When Christopher Jones went to vote this morning in Wake County, North Carolina, his name wasn't in the poll book at the precinct where he has cast a ballot for the past decade. The county's online voter lookup still had him registered to vote, but his address was listed as being in a different city that he had never lived at. "Somehow in their system I was moved though that never really happened," he wrote in an email to ProPublica.
Jones ended up casting a provisional ballot, which is the fallback option when there's some kind of administrative error. And there are many scenarios in which provisional ballots are used.
In Hidalgo County, Texas, bad weather knocked out power at voting locations in South Middle School this morning, according to the county elections department. "Voters will vote on provisional ballot," the department tweeted.
Due to the weather lights out at South Middle School Voting Pcts. 13, 107. Voters will vote on provisional ballot. #YOUWILLVOTE
— Hidalgo Elections (@HidalgoElect) November 8, 2016
In states with voter ID requirements, voters who show up at polling locations without proper identification can also vote provisionally. So can voters who go to the wrong place or who do not appear on voter rolls but believe they are eligible.
Created after the 2000 election, provisional ballots are called "affidavit ballots" in some jurisdictions, because they can require a voter's signature or other documentation to validate. Searches about provisional ballots are among the more common election-related ones today, according to Google.

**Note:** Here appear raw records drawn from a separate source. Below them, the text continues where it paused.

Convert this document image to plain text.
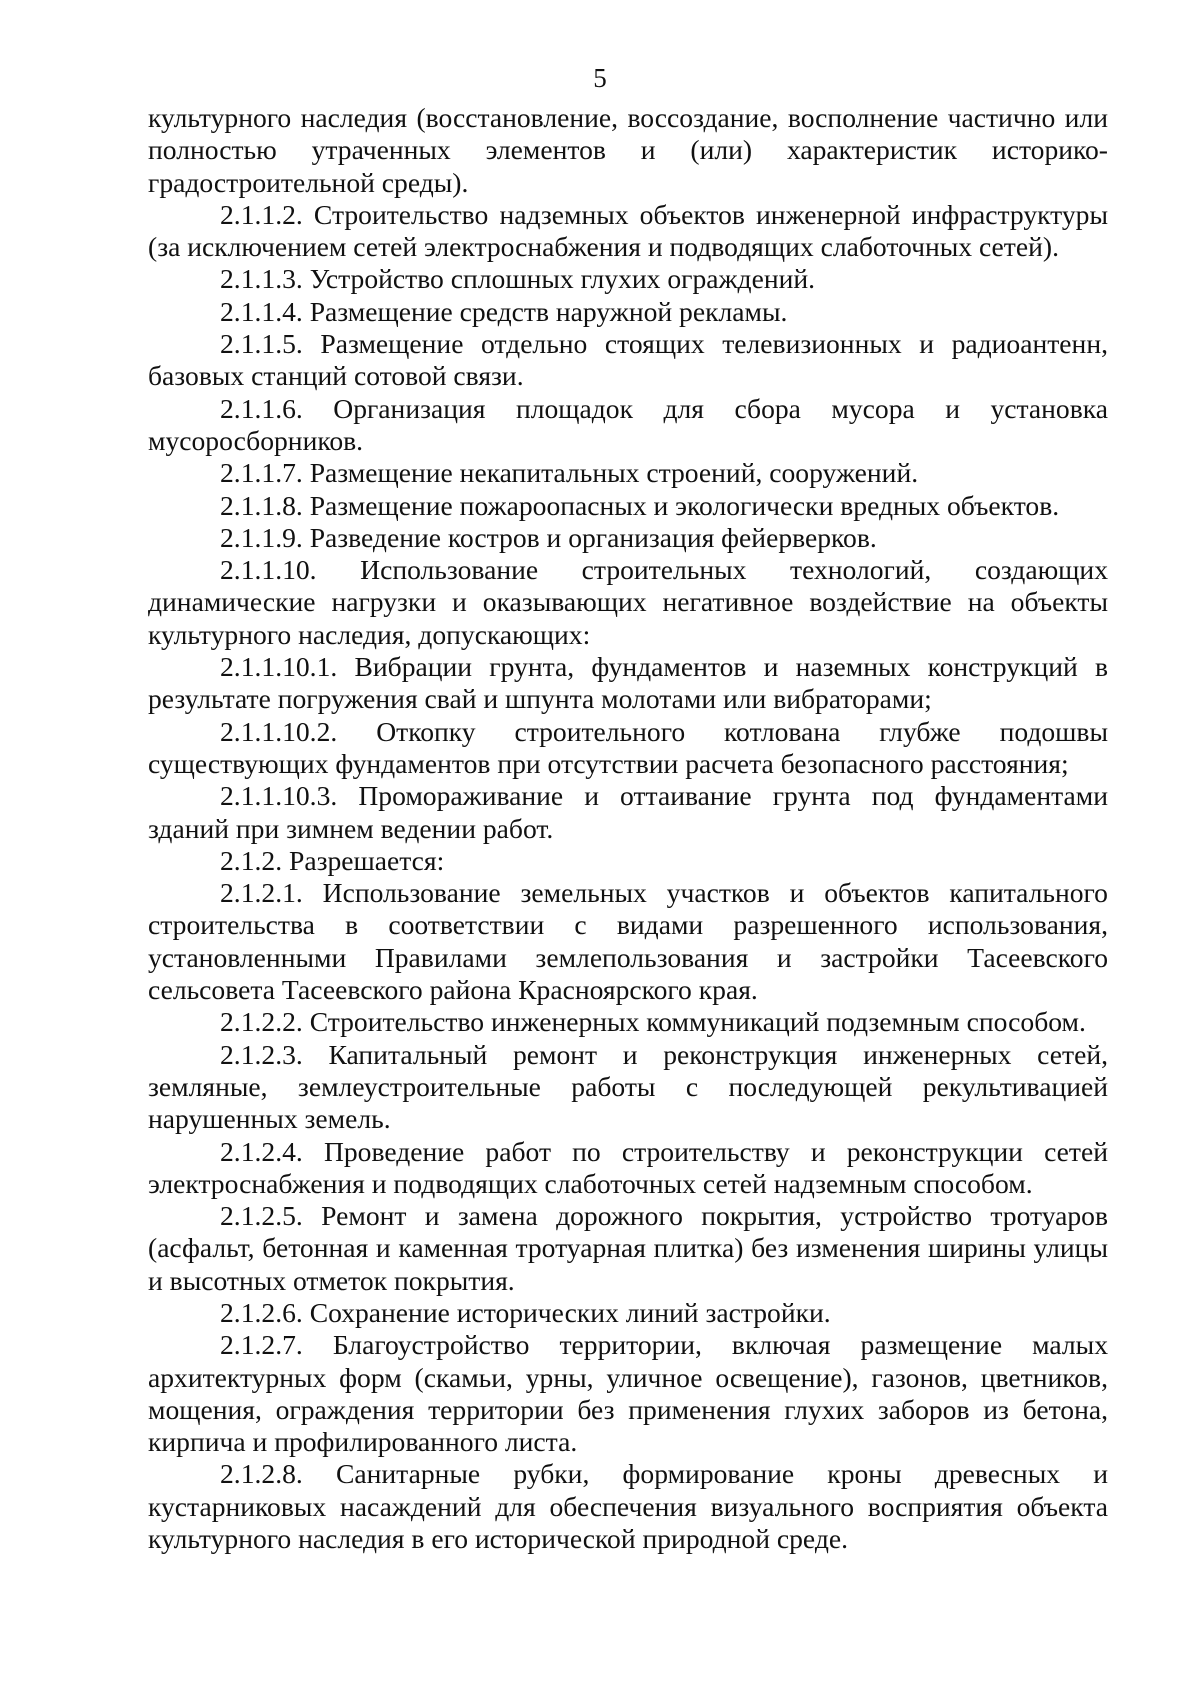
5

культурного наследия (восстановление, воссоздание, восполнение частично или полностью утраченных элементов и (или) характеристик историко-градостроительной среды).

2.1.1.2. Строительство надземных объектов инженерной инфраструктуры (за исключением сетей электроснабжения и подводящих слаботочных сетей).

2.1.1.3. Устройство сплошных глухих ограждений.

2.1.1.4. Размещение средств наружной рекламы.

2.1.1.5. Размещение отдельно стоящих телевизионных и радиоантенн, базовых станций сотовой связи.

2.1.1.6. Организация площадок для сбора мусора и установка мусоросборников.

2.1.1.7. Размещение некапитальных строений, сооружений.

2.1.1.8. Размещение пожароопасных и экологически вредных объектов.

2.1.1.9. Разведение костров и организация фейерверков.

2.1.1.10. Использование строительных технологий, создающих динамические нагрузки и оказывающих негативное воздействие на объекты культурного наследия, допускающих:

2.1.1.10.1. Вибрации грунта, фундаментов и наземных конструкций в результате погружения свай и шпунта молотами или вибраторами;

2.1.1.10.2. Откопку строительного котлована глубже подошвы существующих фундаментов при отсутствии расчета безопасного расстояния;

2.1.1.10.3. Промораживание и оттаивание грунта под фундаментами зданий при зимнем ведении работ.

2.1.2. Разрешается:

2.1.2.1. Использование земельных участков и объектов капитального строительства в соответствии с видами разрешенного использования, установленными Правилами землепользования и застройки Тасеевского сельсовета Тасеевского района Красноярского края.

2.1.2.2. Строительство инженерных коммуникаций подземным способом.

2.1.2.3. Капитальный ремонт и реконструкция инженерных сетей, земляные, землеустроительные работы с последующей рекультивацией нарушенных земель.

2.1.2.4. Проведение работ по строительству и реконструкции сетей электроснабжения и подводящих слаботочных сетей надземным способом.

2.1.2.5. Ремонт и замена дорожного покрытия, устройство тротуаров (асфальт, бетонная и каменная тротуарная плитка) без изменения ширины улицы и высотных отметок покрытия.

2.1.2.6. Сохранение исторических линий застройки.

2.1.2.7. Благоустройство территории, включая размещение малых архитектурных форм (скамьи, урны, уличное освещение), газонов, цветников, мощения, ограждения территории без применения глухих заборов из бетона, кирпича и профилированного листа.

2.1.2.8. Санитарные рубки, формирование кроны древесных и кустарниковых насаждений для обеспечения визуального восприятия объекта культурного наследия в его исторической природной среде.
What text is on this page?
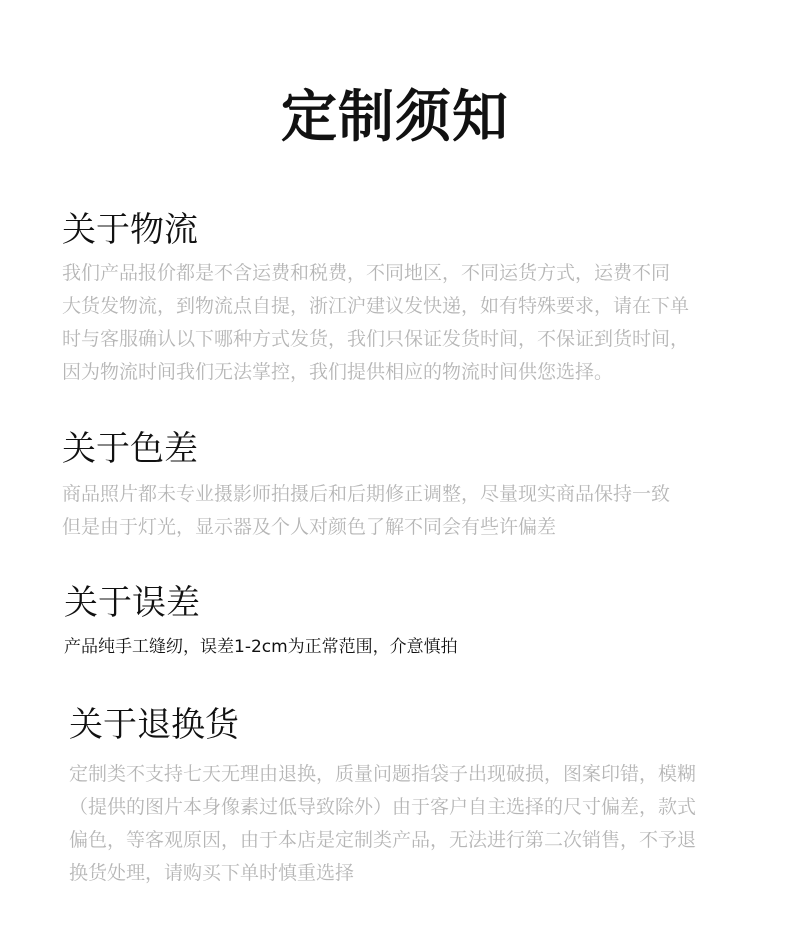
定制须知
关于物流

我们产品报价都是不含运费和税费，不同地区，不同运货方式，运费不同
大货发物流，到物流点自提，浙江沪建议发快递，如有特殊要求，请在下单
时与客服确认以下哪种方式发货，我们只保证发货时间，不保证到货时间，
因为物流时间我们无法掌控，我们提供相应的物流时间供您选择。

关于色差

商品照片都未专业摄影师拍摄后和后期修正调整，尽量现实商品保持一致
但是由于灯光，显示器及个人对颜色了解不同会有些许偏差

关于误差

产品纯手工缝纫，误差1-2cm为正常范围，介意慎拍

关于退换货

定制类不支持七天无理由退换，质量问题指袋子出现破损，图案印错，模糊
（提供的图片本身像素过低导致除外）由于客户自主选择的尺寸偏差，款式
偏色，等客观原因，由于本店是定制类产品，无法进行第二次销售，不予退
换货处理，请购买下单时慎重选择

Provisional ballots are counted differently than normal in-person voting ballots in the sense that they can require additional evidence. There are no uniform standards for counting provisional ballots nationwide, but all provisional ballots are processed for counting. That typically happens after other voters are tallied, since another reason that people cast provisional ballots is if there is a record of that person already voting in the election.